In December, not long before the bust, I spent a week with DJ Drama and the Aphilliates in Atlanta. The D.J.’s are true celebrities in the city’s vibrant hip-hop community. They were seated at the V.I.P. tables at nightclubs and parties and surrounded by fans at strip clubs, which in Atlanta are considered crucial venues for new hip-hop; tracks are often given their first spins while strippers frantically shake their behinds.

Although the music that the Aphilliates promote glorifies violence and drug dealing — one of their trademark Gangsta Grillz sound effects is a few shots fired by a gun with a silencer, followed by the thud of a body dropping — they did not live a gangster lifestyle. (Drama often rose at 8 a.m. to take his oldest daughter to kindergarten at a private school.) Instead, they seemed to be aspiring young music executives with a long-term business plan who had figured out a faster and more lucrative way to make it big than an internship at a record label.

The success of “Gangsta Grillz” had secured for the Aphilliates their own radio shows and record contracts, as well as endorsement deals with Pepsi and clothing companies.
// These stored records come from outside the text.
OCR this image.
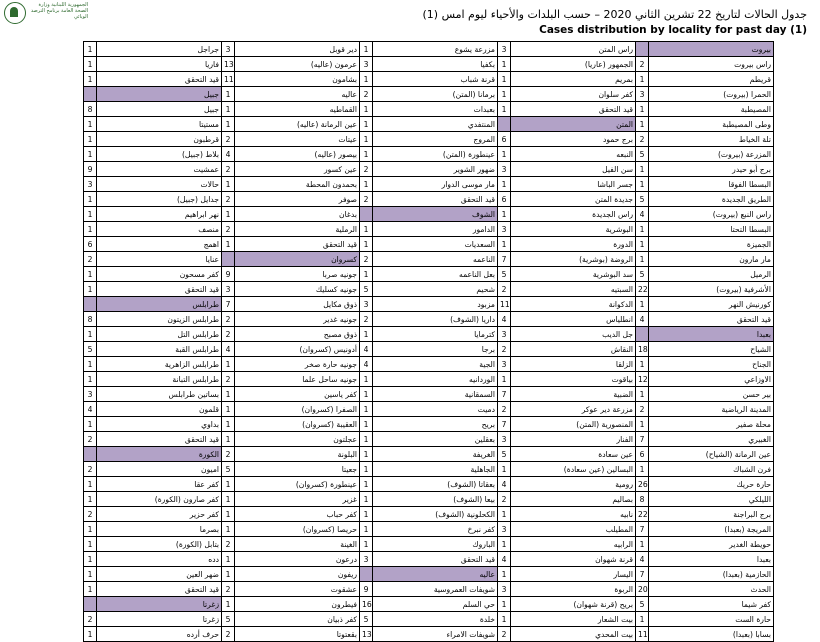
الجمهورية اللبنانية وزارة الصحة العامة برنامج الترصد الوبائي	جدول الحالات لتاريخ 22 تشرين الثاني 2020 – حسب البلدات والأحياء ليوم امس (1)
Cases distribution by locality for past day (1)
1	جراجل	3	دير قوبل	1	مزرعة يشوع	3	راس المتن		بيروت
1	فاريا	13	عرمون (عاليه)	3	بكفيا	1	الجمهور (عاريا)	2	راس بيروت
1	قيد التحقق	11	بشامون	1	قرنة شباب	1	بمريم	1	قريطم
	جبيل	1	عاليه	2	برمانا (المتن)	1	كفر سلوان	3	الحمرا (بيروت)
8	جبيل	1	القماطيه	1	بعبدات	1	قيد التحقق	1	المصيطبة
1	مستيتا	1	عين الرمانة (عاليه)	1	المنتفدي		المتن	1	وطى المصيطبة
1	قرطبون	2	عيتات	1	المروج	6	برج حمود	2	تلة الخياط
1	بلاط (جبيل)	4	بيصور (عاليه)	1	عينطورة (المتن)	1	النبعه	5	المزرعة (بيروت)
9	عمشيت	2	عين كسور	2	ضهور الشوير	3	سن الفيل	1	برج أبو حيدر
3	حالات	1	بحمدون المحطة	1	مار موسى الدوار	1	جسر الباشا	1	البسطا الفوقا
1	جدايل (جبيل)	2	صوفر	2	قيد التحقق	6	جديدة المتن	5	الطريق الجديدة
1	نهر ابراهيم	1	بدغان		الشوف	1	راس الجديدة	4	راس النبع (بيروت)
1	منصف	2	الرملية	1	الدامور	3	البوشرية	1	البسطا التحتا
6	اهمج	1	قيد التحقق	1	السعديات	1	الدورة	1	الجميزة
2	عنايا		كسروان	2	الناعمه	7	الروضة (بوشرية)	1	مار مارون
1	كفر مسحون	9	جونيه صربا	1	بعل الناعمه	5	سد البوشرية	5	الرميل
1	قيد التحقق	3	جونيه كسليك	5	شحيم	2	السبتيه	22	الأشرفية (بيروت)
	طرابلس	7	ذوق مكايل	3	مزبود	11	الدكوانة	1	كورنيش النهر
8	طرابلس الزيتون	2	جونيه غدير	2	داريا (الشوف)	4	انطلياس	4	قيد التحقق
1	طرابلس التل	2	ذوق مصبح	1	كترمايا	3	جل الديب		بعبدا
5	طرابلس القبة	4	أدونيس (كسروان)	4	برجا	2	النقاش	18	الشياح
1	طرابلس الزاهرية	1	جونيه حارة صخر	4	الجية	3	الزلقا	1	الجناح
1	طرابلس التبانة	2	جونيه ساحل علما	1	الوردانيه	1	بياقوت	12	الاوزاعي
3	بساتين طرابلس	1	كفر ياسين	1	السمقانية	7	الضبية	1	بير حسن
4	قلمون	1	الصفرا (كسروان)	1	دميت	2	مزرعة دير عوكر	2	المدينة الرياضية
1	بداوي	1	العقيبة (كسروان)	1	بريح	7	المنصورية (المتن)	1	محلة صفير
2	قيد التحقق	1	عجلتون	1	بعقلين	3	الفنار	7	الغبيري
	الكورة	2	البلونة	1	الغريفة	5	عين سعادة	6	عين الرمانة (الشياح)
2	اميون	5	جعيتا	1	الجاهلية	1	البسالين (عين سعادة)	1	فرن الشباك
1	كفر عقا	1	عينطورة (كسروان)	1	بعقاتا (الشوف)	4	رومية	26	حارة حريك
1	كفر صارون (الكورة)	1	غزير	1	بيعا (الشوف)	2	بصاليم	8	الليلكي
2	كفر حزير	1	كفر حباب	1	الكحلونية (الشوف)	1	نابيه	22	برج البراجنة
1	بصرما	1	حريصا (كسروان)	1	كفر نبرخ	3	المطيلب	7	المريجة (بعبدا)
1	بتابل (الكورة)	2	الغينة	1	الباروك	1	الرابيه	1	حويطة الغدير
1	دده	1	درعون	3	قيد التحقق	4	قرنة شهوان	4	بعبدا
1	ضهر العين	1	ريفون		عاليه	1	اليسار	7	الحازمية (بعبدا)
1	قيد التحقق	2	عشقوت	9	شويفات العمروسية	3	الربوة	20	الحدث
	زغرتا	1	فيطرون	16	حي السلم	1	بريح (قرنة شهوان)	5	كفر شيما
2	زغرتا	5	كفر ذبيان	5	خلدة	1	بيت الشعار	1	حارة الست
1	حرف أرده	2	بقعتوتا	13	شويفات الامراء	2	بيت المحدي	11	بسابا (بعبدا)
When I visited, the Aphilliates were working on an “official” Gangsta Grillz release, to be distributed by Grand Hustle, part of Atlantic Records; Drama said it would use only licensed songs and cleared samples. In September, the Aphilliates signed a partnership deal with Asylum Records, part of Warner Music Group, to distribute albums that Drama and Cannon would produce.
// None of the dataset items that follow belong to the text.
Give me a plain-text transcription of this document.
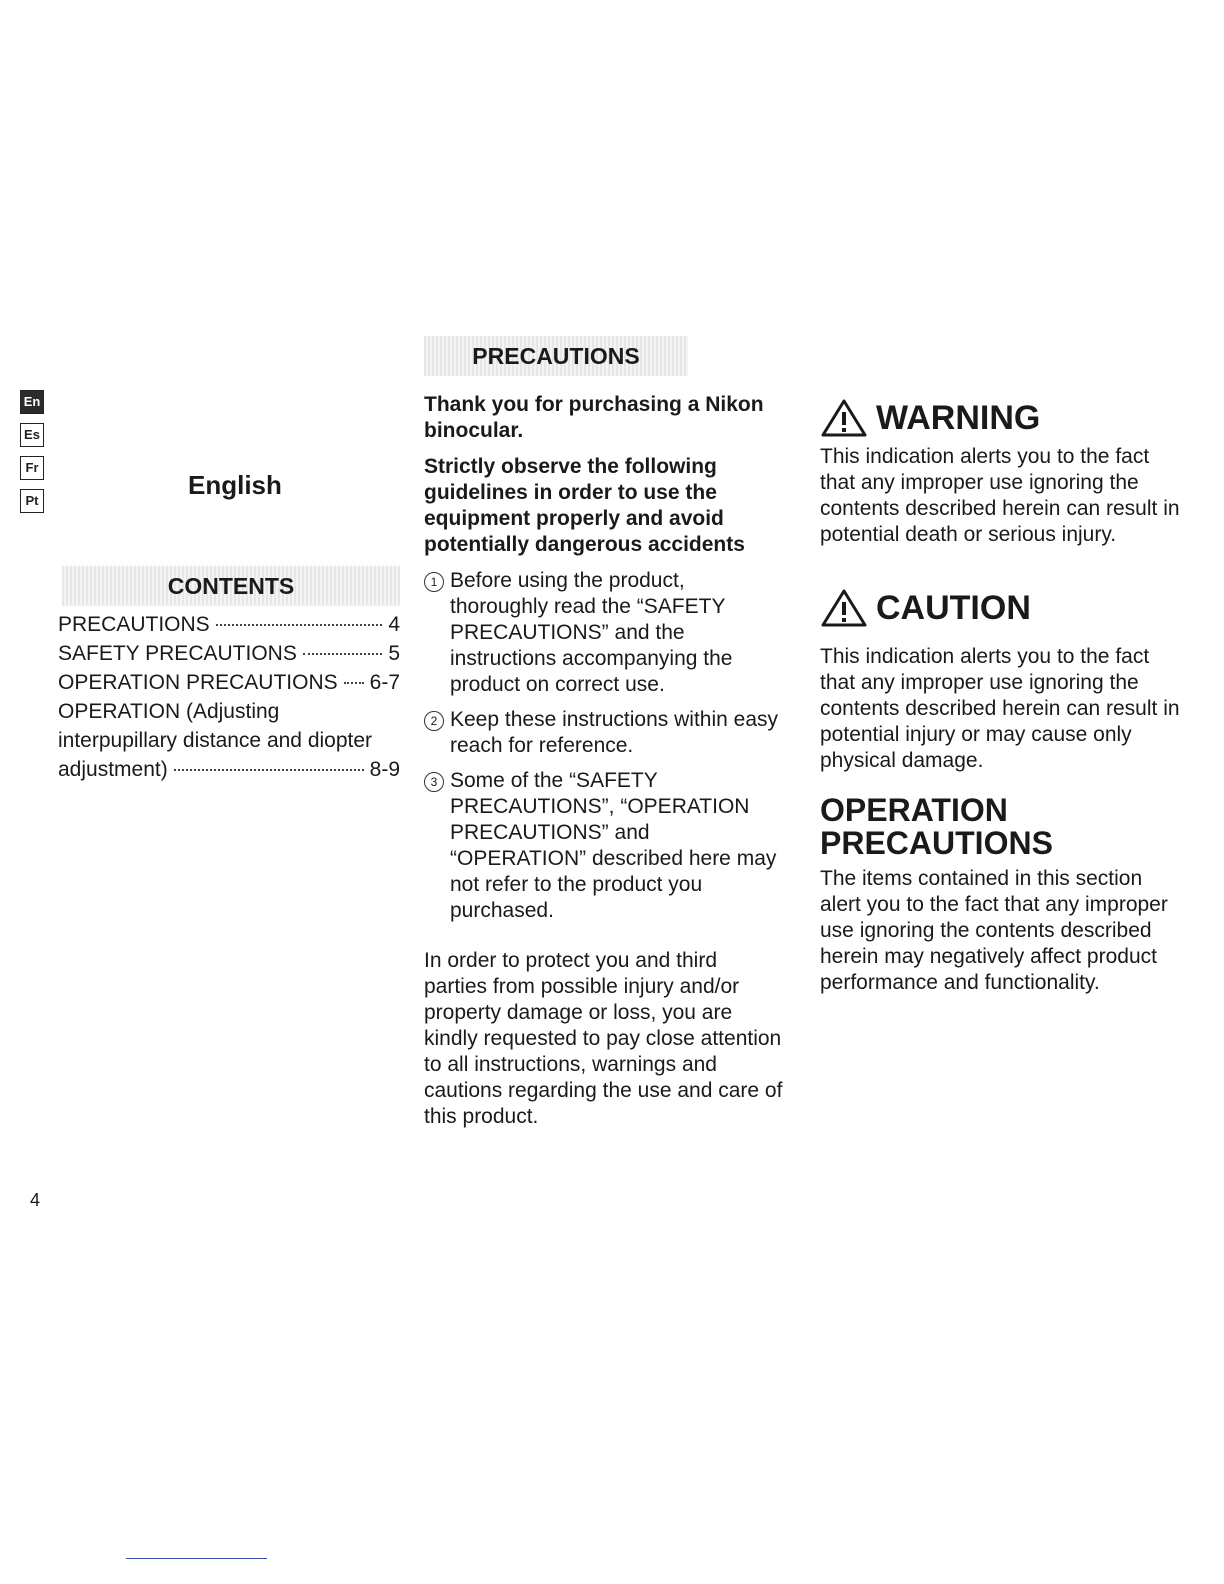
En
Es
Fr
Pt
English
CONTENTS
PRECAUTIONS	4
SAFETY PRECAUTIONS	5
OPERATION PRECAUTIONS 6-7
OPERATION (Adjusting
interpupillary distance and diopter
adjustment)	8-9
PRECAUTIONS

Thank you for purchasing a Nikon binocular.

Strictly observe the following guidelines in order to use the equipment properly and avoid potentially dangerous accidents

1 Before using the product, thoroughly read the “SAFETY PRECAUTIONS” and the instructions accompanying the product on correct use.
2 Keep these instructions within easy reach for reference.
3 Some of the “SAFETY PRECAUTIONS”, “OPERATION PRECAUTIONS” and “OPERATION” described here may not refer to the product you purchased.

In order to protect you and third parties from possible injury and/or property damage or loss, you are kindly requested to pay close attention to all instructions, warnings and cautions regarding the use and care of this product.

WARNING
This indication alerts you to the fact that any improper use ignoring the contents described herein can result in potential death or serious injury.
CAUTION
This indication alerts you to the fact that any improper use ignoring the contents described herein can result in potential injury or may cause only physical damage.
OPERATION
PRECAUTIONS
The items contained in this section alert you to the fact that any improper use ignoring the contents described herein may negatively affect product performance and functionality.
4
DJ Drama knew that aspects of his business were in what he described to me as “a legal gray area,” and he was secretive about even the most basic facts of how the Aphilliates ran their business. He allowed that he had “got rich” because of his reputation as a mixtape D.J., though he would not even admit to me that he actually sold mixtapes. The line between self-promotion and secrecy was sometimes an awkward one for him to walk, especially as his underground CDs moved further into the mainstream. Several small distributors had begun selling Drama’s CDs, repackaged with scannable barcodes, to major retailers like Best Buy.

One of the CDs confiscated by R.I.A.A. investigators during the Atlanta raid was “Dedication 2,” a mixtape that DJ Drama made with Lil Wayne, a New Orleans rapper; it appeared on the Billboard hip-hop and R&B charts and was widely reviewed in the mainstream press. (Kelefa Sanneh of The New York Times chose “Dedication 2” as one of the 10 best recordings of 2006.) As the R.I.A.A. agents boxed up Drama’s stash of “Dedication 2,” the CD continued to sell well at major retailers like Best Buy and FYE (a national chain of record stores) and also at the iTunes Store online.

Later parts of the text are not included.